First, let's connect to the workspace.

In [None]:
# Connect to a workspace
ws = Workspace.from_config()
print("Workspace name: ", ws.name)

Create a remote compute target

In [None]:
CLUSTER_NAME = 'gpu-cluster'

try:
    compute_target = ComputeTarget(workspace=ws, name=CLUSTER_NAME)
    print("Found existing compute target")
except ComputeTargetException:
    print("Creating a new compute target...")
    compute_config = AmlCompute.provisioning_configuration(
        vm_size='STANDARD_NC6',
        vm_priority='lowpriority',
        min_nodes=1,
        max_nodes=4
    )
    # create the cluster
    compute_target = ComputeTarget.create(ws, CLUSTER_NAME, compute_config)
    compute_target.wait_for_completion(show_output=True, min_node_count=None, timeout_in_minutes=20)

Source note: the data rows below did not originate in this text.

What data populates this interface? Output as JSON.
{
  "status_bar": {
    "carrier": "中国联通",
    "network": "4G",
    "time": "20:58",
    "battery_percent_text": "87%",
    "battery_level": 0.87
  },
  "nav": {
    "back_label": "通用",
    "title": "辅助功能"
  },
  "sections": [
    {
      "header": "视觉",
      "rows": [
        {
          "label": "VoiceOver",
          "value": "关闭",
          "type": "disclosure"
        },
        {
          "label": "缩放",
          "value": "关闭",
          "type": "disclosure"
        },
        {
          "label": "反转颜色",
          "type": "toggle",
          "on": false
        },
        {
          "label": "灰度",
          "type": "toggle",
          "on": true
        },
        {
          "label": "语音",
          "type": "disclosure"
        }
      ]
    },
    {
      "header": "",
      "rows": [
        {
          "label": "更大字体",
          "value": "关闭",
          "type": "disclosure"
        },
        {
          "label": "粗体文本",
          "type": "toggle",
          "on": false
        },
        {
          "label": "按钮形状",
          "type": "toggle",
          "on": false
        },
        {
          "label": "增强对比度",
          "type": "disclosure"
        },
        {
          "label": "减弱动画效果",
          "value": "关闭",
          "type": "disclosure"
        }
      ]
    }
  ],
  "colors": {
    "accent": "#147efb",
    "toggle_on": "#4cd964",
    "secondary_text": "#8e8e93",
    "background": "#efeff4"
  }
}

# Use the 'status' property to get a detailed status for the current cluster. 
print(compute_target.status.serialize())

# Check list of aml-computes
compute_targets = ws.compute_targets
for name, ct in compute_targets.items():
    print(name, ct.type, ct.provisioning_state)

Prepare dataset
1. Download data and train/test split
2. Upload to storage

Next, upload the training set to the data store. This example uses the workspace's default **blob storage**.
  
We also prepare a training script [wide_deep_training.py](../../reco_utils/aml/wide_deep_training.py) for the hyperparameter tuning, which will log our target metrics (e.g. [RMSE](https://en.wikipedia.org/wiki/Root-mean-square_deviation)) to AML experiment so that we can track the metrics and optimize it via **hyperdrive**.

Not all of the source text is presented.